The dramatic increase in the budget for Frontex and the nature of the European military response to trying to protect our border is one we have real concerns about.

We are concerned about this budget allocation although it is very small. If it is a sign of approval of the way Europe has managed the refugee and migration crisis, particularly on our southern borders, we cannot agree with it.

While I very much welcome the possibility for us to increase our capability by training and upgrading of staff in the use of cyber ranges to improve our ability to defend ourselves from cyber attacks, I am concerned that the scale of our capability is not being sufficiently ramped up.
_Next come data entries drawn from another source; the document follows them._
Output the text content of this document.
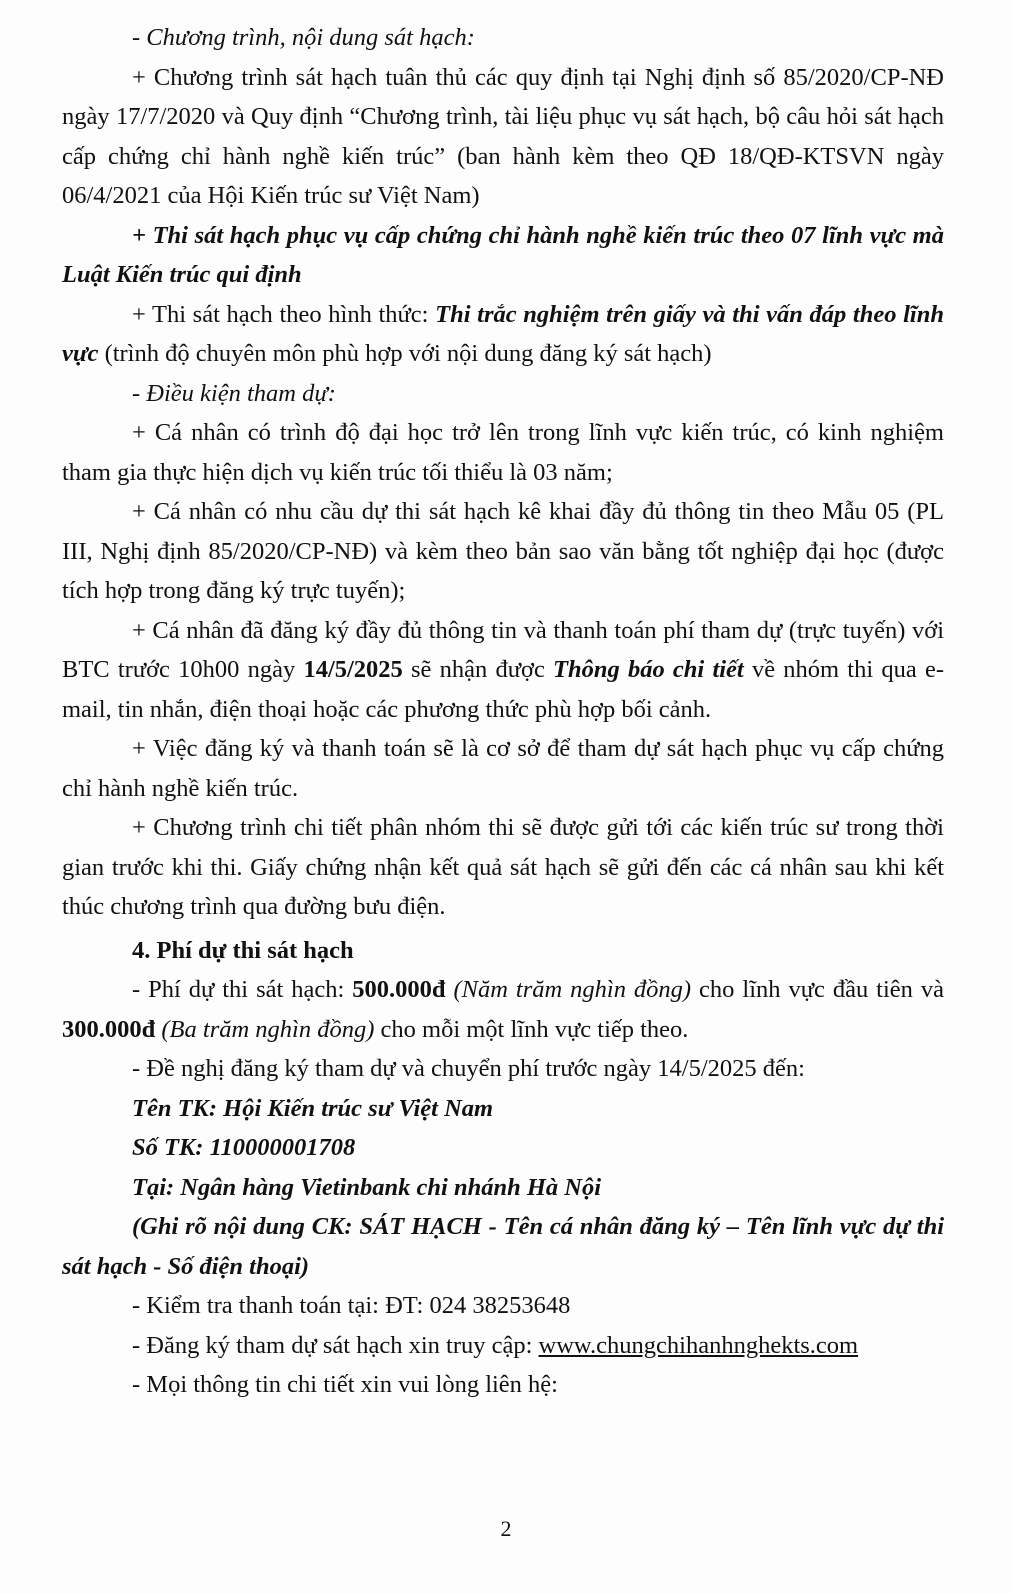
- Chương trình, nội dung sát hạch:

+ Chương trình sát hạch tuân thủ các quy định tại Nghị định số 85/2020/CP-NĐ ngày 17/7/2020 và Quy định “Chương trình, tài liệu phục vụ sát hạch, bộ câu hỏi sát hạch cấp chứng chỉ hành nghề kiến trúc” (ban hành kèm theo QĐ 18/QĐ-KTSVN ngày 06/4/2021 của Hội Kiến trúc sư Việt Nam)

+ Thi sát hạch phục vụ cấp chứng chỉ hành nghề kiến trúc theo 07 lĩnh vực mà Luật Kiến trúc qui định

+ Thi sát hạch theo hình thức: Thi trắc nghiệm trên giấy và thi vấn đáp theo lĩnh vực (trình độ chuyên môn phù hợp với nội dung đăng ký sát hạch)

- Điều kiện tham dự:

+ Cá nhân có trình độ đại học trở lên trong lĩnh vực kiến trúc, có kinh nghiệm tham gia thực hiện dịch vụ kiến trúc tối thiểu là 03 năm;

+ Cá nhân có nhu cầu dự thi sát hạch kê khai đầy đủ thông tin theo Mẫu 05 (PL III, Nghị định 85/2020/CP-NĐ) và kèm theo bản sao văn bằng tốt nghiệp đại học (được tích hợp trong đăng ký trực tuyến);

+ Cá nhân đã đăng ký đầy đủ thông tin và thanh toán phí tham dự (trực tuyến) với BTC trước 10h00 ngày 14/5/2025 sẽ nhận được Thông báo chi tiết về nhóm thi qua e-mail, tin nhắn, điện thoại hoặc các phương thức phù hợp bối cảnh.

+ Việc đăng ký và thanh toán sẽ là cơ sở để tham dự sát hạch phục vụ cấp chứng chỉ hành nghề kiến trúc.

+ Chương trình chi tiết phân nhóm thi sẽ được gửi tới các kiến trúc sư trong thời gian trước khi thi. Giấy chứng nhận kết quả sát hạch sẽ gửi đến các cá nhân sau khi kết thúc chương trình qua đường bưu điện.

4. Phí dự thi sát hạch

- Phí dự thi sát hạch: 500.000đ (Năm trăm nghìn đồng) cho lĩnh vực đầu tiên và 300.000đ (Ba trăm nghìn đồng) cho mỗi một lĩnh vực tiếp theo.

- Đề nghị đăng ký tham dự và chuyển phí trước ngày 14/5/2025 đến:

Tên TK: Hội Kiến trúc sư Việt Nam

Số TK: 110000001708

Tại: Ngân hàng Vietinbank chi nhánh Hà Nội

(Ghi rõ nội dung CK: SÁT HẠCH - Tên cá nhân đăng ký – Tên lĩnh vực dự thi sát hạch - Số điện thoại)

- Kiểm tra thanh toán tại: ĐT: 024 38253648

- Đăng ký tham dự sát hạch xin truy cập: www.chungchihanhnghekts.com

- Mọi thông tin chi tiết xin vui lòng liên hệ:

2
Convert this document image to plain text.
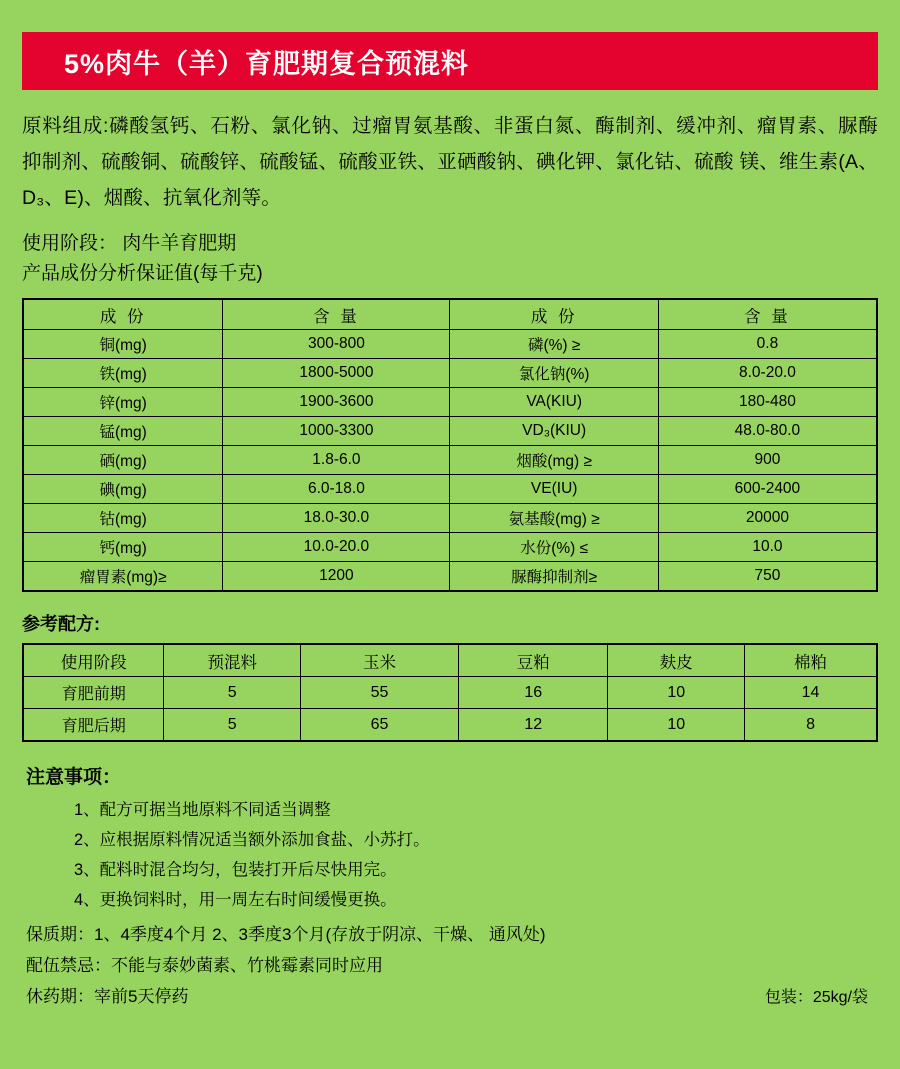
5%肉牛（羊）育肥期复合预混料
原料组成:磷酸氢钙、石粉、氯化钠、过瘤胃氨基酸、非蛋白氮、酶制剂、缓冲剂、瘤胃素、脲酶 抑制剂、硫酸铜、硫酸锌、硫酸锰、硫酸亚铁、亚硒酸钠、碘化钾、氯化钴、硫酸 镁、维生素(A、D₃、E)、烟酸、抗氧化剂等。
使用阶段： 肉牛羊育肥期
产品成份分析保证值(每千克)
成 份	含 量	成 份	含 量
铜(mg)	300-800	磷(%) ≥	0.8
铁(mg)	1800-5000	氯化钠(%)	8.0-20.0
锌(mg)	1900-3600	VA(KIU)	180-480
锰(mg)	1000-3300	VD₃(KIU)	48.0-80.0
硒(mg)	1.8-6.0	烟酸(mg) ≥	900
碘(mg)	6.0-18.0	VE(IU)	600-2400
钴(mg)	18.0-30.0	氨基酸(mg) ≥	20000
钙(mg)	10.0-20.0	水份(%) ≤	10.0
瘤胃素(mg)≥	1200	脲酶抑制剂≥	750
参考配方:
使用阶段	预混料	玉米	豆粕	麸皮	棉粕
育肥前期	5	55	16	10	14
育肥后期	5	65	12	10	8
注意事项：
1、配方可据当地原料不同适当调整
2、应根据原料情况适当额外添加食盐、小苏打。
3、配料时混合均匀，包装打开后尽快用完。
4、更换饲料时，用一周左右时间缓慢更换。
保质期：1、4季度4个月 2、3季度3个月(存放于阴凉、干燥、 通风处)
配伍禁忌：不能与泰妙菌素、竹桃霉素同时应用
休药期：宰前5天停药	包装：25kg/袋
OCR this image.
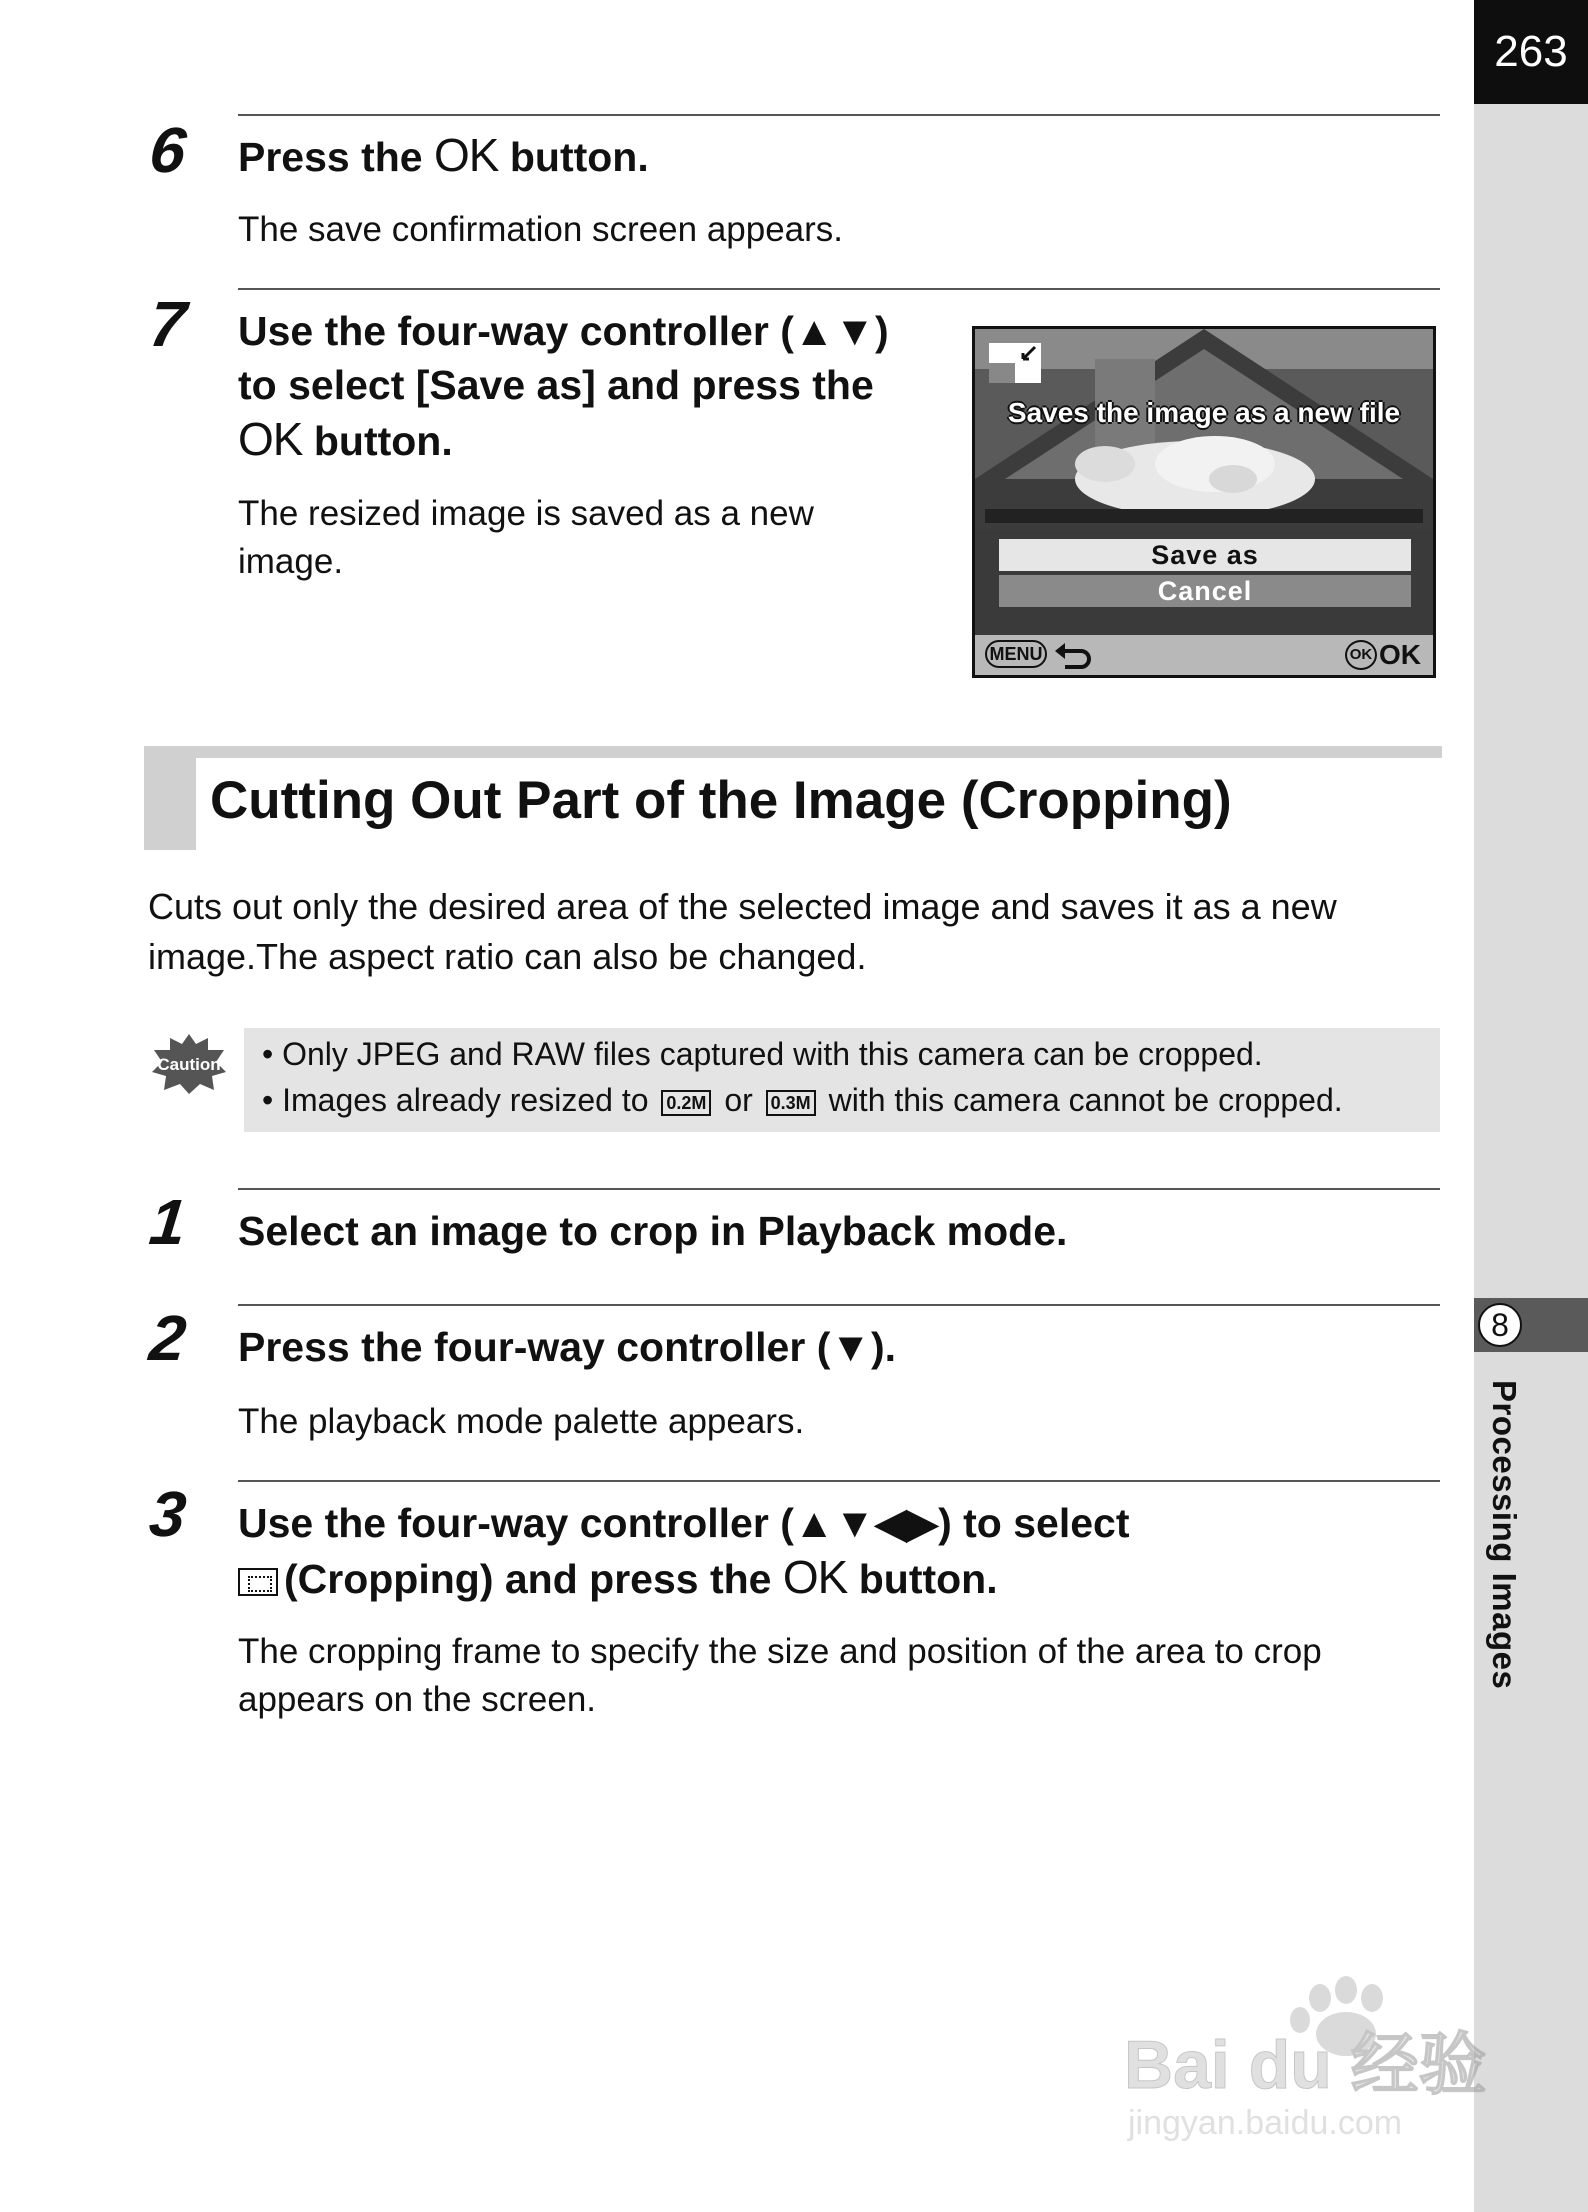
263
8
Processing Images
6 Press the OK button.
The save confirmation screen appears.
7 Use the four-way controller (▲▼)
to select [Save as] and press the
OK button.
The resized image is saved as a new
image.
Saves the image as a new file
Save as
Cancel
MENU	OK OK
Cutting Out Part of the Image (Cropping)
Cuts out only the desired area of the selected image and saves it as a new
image.The aspect ratio can also be changed.
Caution • Only JPEG and RAW files captured with this camera can be cropped.
• Images already resized to 0.2M or 0.3M with this camera cannot be cropped.
1 Select an image to crop in Playback mode.
2 Press the four-way controller (▼).
The playback mode palette appears.
3 Use the four-way controller (▲▼◀▶) to select
(Cropping) and press the OK button.
The cropping frame to specify the size and position of the area to crop
appears on the screen.
Bai du 经验
jingyan.baidu.com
Following the potential Brexit of our nearest neighbour, the UK, which already engages in widespread surveillance of everything that happens on the Internet in Ireland, it behoves us as it leaves the Union to look to increase our capabilities in this area and to be able to observe all ranges of cyber surveillance, including interstate cyber surveillance. That does not seem to be one of the issues we are highlighting or seeking to address here. As we head into a more dangerous world with the American and British Governments seeming to head into a more isolationist and less co-operative mode, we need to be careful to seek to maintain our security. I do not believe we will do that by an investment in a European security infrastructure which is designed according to a different mode of thinking from the Irish one. We have a better approach, based on neutrality, respect for the United Nations, supporting international refugee law and peacekeeping processes.

This mechanism might lead us to trying to cut off the problem at the ports of exit in Libya where we have caused a problem partly by European military intervention in the area, leaving it without any government. We might now look to do side deals where we would finance local groups or warlords or try to provide a refugee and border management system based not on the rule of international law but on the rules of the jungle which seem to have applied in recent years.